My current bet would be on (2). That means we need to go deeper in the backtrace to see what is calling CL-POSTGRES::ENC-READ-STRING. That is likely to be a function found in cl-postgres/interpret.lisp, possibly CL-POSTGRES::INTERPRET-AS-TEXT, CL-POSTGRES::SET-SQL-READER or something created by the macro CL-POSTGRES::BINARY-READER.

As I understand dbcc fix_text, it only applies to text values, so it would not have done anything to binary data. Assuming it did its job on all the text data, there might some binary data stored that cl-postgres is misinterpreting, just throwing up its hands and assuming it is text, and then calling ENC-READ-STRING which calls READ-UTF-8-STRING. If we can figure out what that is, we can define a binary interpreter for that type and get you moving again. (You can see the currently defined interpreters in cl-postgres/interpret.lisp beginning on line 137. For example, if Sybase encoded floats in binary form, Postgresql might deal with it properly but cl-postgres currently does not have any interpreter for that.)
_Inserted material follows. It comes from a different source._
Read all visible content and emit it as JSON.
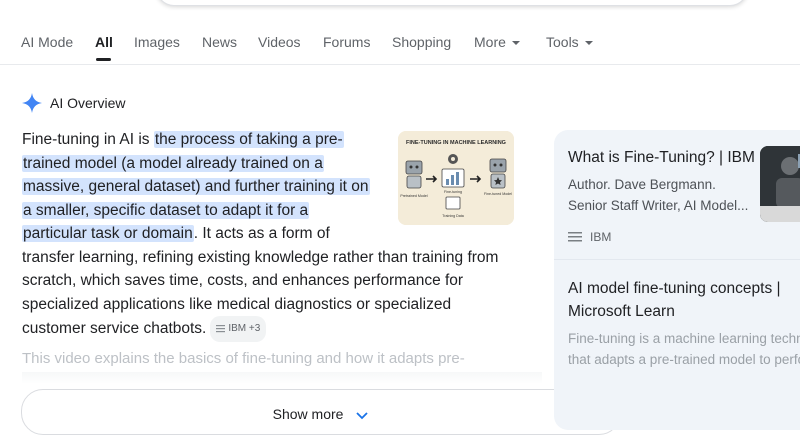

Does your backtrace show more levels than the 8 shown in your first comment? I am interested in seeing everything it provides.

JosefMachytkaNetApp commented 2 months ago

I modified lisp code in the pgloader trivial-utf-8 file to not fail with errors but to just print warnings and built our own version of pgloader with this modification. Almost all rows with these "invalid byte" warnings are now accepted by PostgreSQL, just very few of them are rejected because content cannot be interpreted as UTF8 string. Pgloader with "on error resume next" setting skips there problematic rows and reports them into special log files and this seems to be a reasonable result for this use case. So I am closing this issue. Thank you.

sabracrolleton commented 2 months ago

That seems like the appropriate immediate fix and something that should be optional in the error conditioning handling for trivial-utf-8. Is there anything common in the problematic rows?

JosefMachytkaNetApp commented 2 months ago

In this use case all warnings are about special German letters encoded with Latin1. And rows rejected by PostgreSQL show one of these 2 errors: Database error 22021: invalid byte sequence for encoding "UTF8": 0xf6 0xb2 0xb5 0xae Database error 22021: invalid byte sequence for encoding "UTF8": 0xf6 0xb2 0xa4 0xa5 But only handful of rows out of millions were rejected so result is acceptable.

sabracrolleton commented 2 months ago

Thank you. I will think about the best fall-back option when the error gets triggered.